Resurgence of WWI-Era “gas Gangrene” Threatens Ukrainian Soldiers Due to Drone-Hindered evacuations
Zaporizhzhia, Ukraine – Russian drone attacks are severely hampering medical evacuations in Ukraine, leading to a dangerous rise in cases of gas gangrene – a rare and often fatal infectious disease not widely seen since World War I, according to reports from Ukrainian medics and a volunteer paramedic working near teh front lines.
The Telegraph newspaper reports that the delays in getting wounded soldiers to proper medical facilities are creating conditions ripe for the progress of this tissue-destroying infection, typically caused by bacteria entering deep wounds. Gas gangrene was a notable killer of wounded soldiers during the First World War, before the advent of widespread antibiotic use.
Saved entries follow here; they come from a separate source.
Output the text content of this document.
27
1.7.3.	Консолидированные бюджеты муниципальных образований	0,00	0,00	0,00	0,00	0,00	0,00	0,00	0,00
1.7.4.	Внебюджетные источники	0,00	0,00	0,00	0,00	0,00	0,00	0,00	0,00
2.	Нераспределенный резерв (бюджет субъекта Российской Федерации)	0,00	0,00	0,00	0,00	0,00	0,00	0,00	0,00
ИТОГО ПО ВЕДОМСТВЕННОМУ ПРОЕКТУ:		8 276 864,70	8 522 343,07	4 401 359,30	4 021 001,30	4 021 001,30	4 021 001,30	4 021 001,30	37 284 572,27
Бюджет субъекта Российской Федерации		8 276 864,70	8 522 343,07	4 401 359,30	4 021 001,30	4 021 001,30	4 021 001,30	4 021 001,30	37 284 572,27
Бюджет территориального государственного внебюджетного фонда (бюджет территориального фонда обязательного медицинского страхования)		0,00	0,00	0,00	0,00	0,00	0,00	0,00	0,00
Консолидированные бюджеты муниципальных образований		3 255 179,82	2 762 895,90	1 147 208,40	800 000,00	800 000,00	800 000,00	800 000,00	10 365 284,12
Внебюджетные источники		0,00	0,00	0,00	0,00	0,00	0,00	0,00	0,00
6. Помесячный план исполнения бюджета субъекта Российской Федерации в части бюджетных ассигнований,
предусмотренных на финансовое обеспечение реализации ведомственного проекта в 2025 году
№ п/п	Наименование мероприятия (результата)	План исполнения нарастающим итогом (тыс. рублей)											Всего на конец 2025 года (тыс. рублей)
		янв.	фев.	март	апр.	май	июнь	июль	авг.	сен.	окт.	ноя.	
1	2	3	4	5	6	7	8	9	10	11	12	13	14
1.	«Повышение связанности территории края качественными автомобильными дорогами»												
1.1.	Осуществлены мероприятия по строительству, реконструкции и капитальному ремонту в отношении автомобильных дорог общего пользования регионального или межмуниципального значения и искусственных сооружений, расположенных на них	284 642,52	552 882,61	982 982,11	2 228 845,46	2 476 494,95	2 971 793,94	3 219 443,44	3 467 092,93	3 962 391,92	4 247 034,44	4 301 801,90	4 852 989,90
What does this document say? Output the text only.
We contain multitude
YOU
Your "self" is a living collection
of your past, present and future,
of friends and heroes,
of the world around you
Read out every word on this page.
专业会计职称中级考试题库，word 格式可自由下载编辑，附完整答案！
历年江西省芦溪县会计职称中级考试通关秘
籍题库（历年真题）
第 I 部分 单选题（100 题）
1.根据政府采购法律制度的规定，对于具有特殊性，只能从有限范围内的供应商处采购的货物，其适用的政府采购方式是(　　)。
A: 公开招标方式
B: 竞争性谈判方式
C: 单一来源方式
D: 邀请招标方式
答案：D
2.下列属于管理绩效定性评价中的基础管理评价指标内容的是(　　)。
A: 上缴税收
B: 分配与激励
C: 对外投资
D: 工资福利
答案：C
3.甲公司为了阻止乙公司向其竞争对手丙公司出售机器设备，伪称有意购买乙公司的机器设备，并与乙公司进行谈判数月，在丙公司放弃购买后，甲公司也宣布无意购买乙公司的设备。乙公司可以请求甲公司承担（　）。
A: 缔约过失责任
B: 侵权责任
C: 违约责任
A foreign volunteer medic in the Zaporizhzhia region described the situation as unprecedented. “Such delays in evacuation have never occurred in the last 50 years – probably not as the Second World War, perhaps even longer. And we are seeing clinical pictures that we have never seen before,” the medic told the Telegraph.
The paramedic detailed instances of injured soldiers being kept alive “as best as possible” underground for weeks due to the inability to transport them quickly to hospitals. Even with treatment in a clinical setting, recovery from gas gangrene is not guaranteed, and without intervention, the risk of fatality is nearly 100 percent, according to a lecturer at King’s College London cited in the report.
While the risk of death from infection was reduced during World War II with the introduction of antibiotics, the Telegraph reports that antibiotic resistance is now complicating treatment efforts. Furthermore, the makeshift medical facilities established in cellars and bunkers lack the necessary sterile conditions and resources to effectively combat the infection. These facilities are currently focused on “damage control operations” – addressing immediate, life-threatening injuries within the first 24 to 48 hours.
“We’re seeing more and more people with injuries that should be survivable – for example amputations or cases were someone just needs a blood transfusion - dying on the spot,” the paramedic lamented. “so many of them can’t be evacuated in time and just don’t make it.”
The resurgence of this historically devastating illness underscores the critical impact of Russia’s drone warfare on the ability to provide timely medical care to Ukrainian soldiers.